- Paoli, Kentucky Location within Kentucky Paoli, Kentucky Location within the United States
- Coordinates: 36°40′43″N 85°8′17″W﻿ / ﻿36.67861°N 85.13806°W
- Country: United States
- State: Kentucky
- List of counties in Kentucky: Clinton County, Kentucky
- Elevation: 965 ft (294 m)
- Time zone: UTC-6 (Central (CST))
- • Summer (DST): UTC-5 (CDT)
- ZIP code: 42602

= Paoli, Kentucky =

Unincorporated community in Kentucky, United States

Paoli is an unincorporated historical community in Clinton County, Kentucky in the United States that served as the first county seat when the county was organized in 1835. The name derives from Corsican patriot, statesman and military leader Pasquale Paoli, who inspired the American Sons of Liberty movement.

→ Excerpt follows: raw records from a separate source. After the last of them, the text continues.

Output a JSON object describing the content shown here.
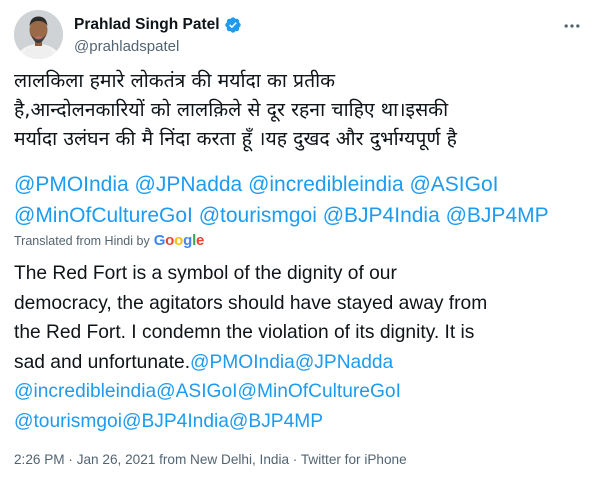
{
  "author": {
    "display_name": "Prahlad Singh Patel",
    "handle": "@prahladspatel",
    "verified": true
  },
  "more_icon": "more-horizontal-icon",
  "tweet": {
    "hindi_lines": [
      "लालकिला हमारे लोकतंत्र की मर्यादा का प्रतीक",
      "है,आन्दोलनकारियों को लालक़िले से दूर रहना चाहिए था।इसकी",
      "मर्यादा उलंघन की मै निंदा करता हूँ ।यह दुखद और दुर्भाग्यपूर्ण है"
    ],
    "mention_lines": [
      "@PMOIndia @JPNadda @incredibleindia @ASIGoI",
      "@MinOfCultureGoI @tourismgoi @BJP4India @BJP4MP"
    ]
  },
  "translation": {
    "label": "Translated from Hindi by",
    "provider": "Google",
    "lines": [
      {
        "text": "The Red Fort is a symbol of the dignity of our",
        "link": ""
      },
      {
        "text": "democracy, the agitators should have stayed away from",
        "link": ""
      },
      {
        "text": "the Red Fort. I condemn the violation of its dignity. It is",
        "link": ""
      },
      {
        "text": "sad and unfortunate.",
        "link": "@PMOIndia@JPNadda"
      },
      {
        "text": "",
        "link": "@incredibleindia@ASIGoI@MinOfCultureGoI"
      },
      {
        "text": "",
        "link": "@tourismgoi@BJP4India@BJP4MP"
      }
    ]
  },
  "meta": "2:26 PM · Jan 26, 2021 from New Delhi, India · Twitter for iPhone",
  "colors": {
    "link": "#1d9bf0",
    "secondary_text": "#536471",
    "primary_text": "#0f1419",
    "verified_badge": "#1d9bf0"
  }
}
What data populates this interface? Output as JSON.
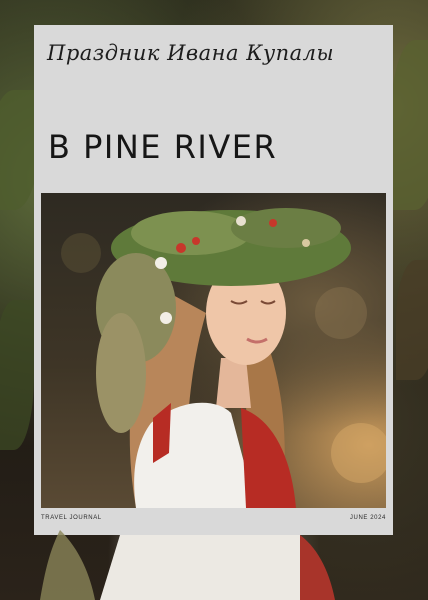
{
  "poster": {
    "handwritten_title": "Праздник Ивана Купалы",
    "headline": "В PINE RIVER",
    "footer_left": "TRAVEL JOURNAL",
    "footer_right": "JUNE 2024"
  },
  "colors": {
    "card": "#d9d9d9",
    "text": "#161616",
    "background": "#1f1b16"
  }
}
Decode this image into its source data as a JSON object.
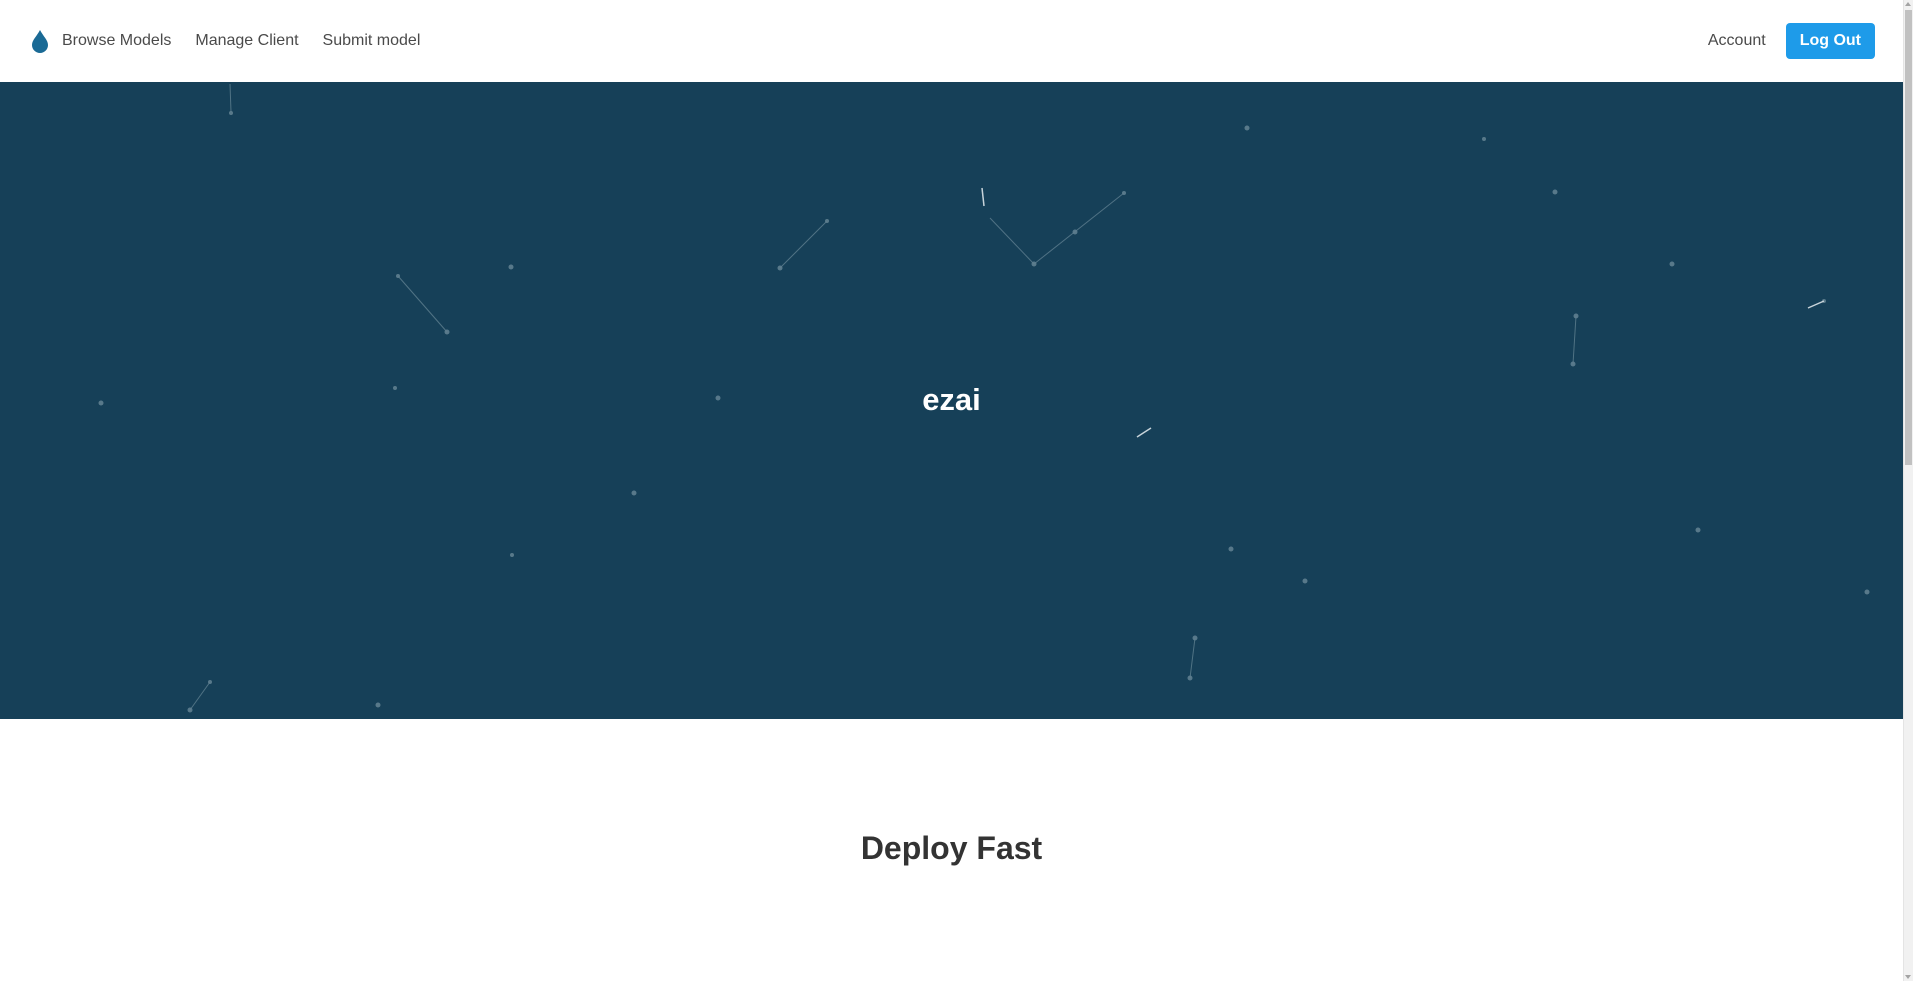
{
  "navbar": {
    "brand_icon": "droplet-icon",
    "links": [
      {
        "label": "Browse Models"
      },
      {
        "label": "Manage Client"
      },
      {
        "label": "Submit model"
      }
    ],
    "account_label": "Account",
    "logout_label": "Log Out"
  },
  "hero": {
    "title": "ezai"
  },
  "section": {
    "title": "Deploy Fast"
  },
  "colors": {
    "hero_background": "#164058",
    "accent_button": "#1e9be9",
    "brand_icon": "#1a6a95",
    "particle": "#5a7a8c"
  }
}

Many of the town's settlers had come from Paoli, Pennsylvania, which had been the site of a massacre during the Revolutionary War.

Paoli was a contender in 1837 to become the permanent county seat, but lost to Albany, two miles to its north. A post office established at Paoli in 1833 was also moved to Albany in 1837.

Paoli's location is shown on the USGS's Albany, Kentucky topographical map.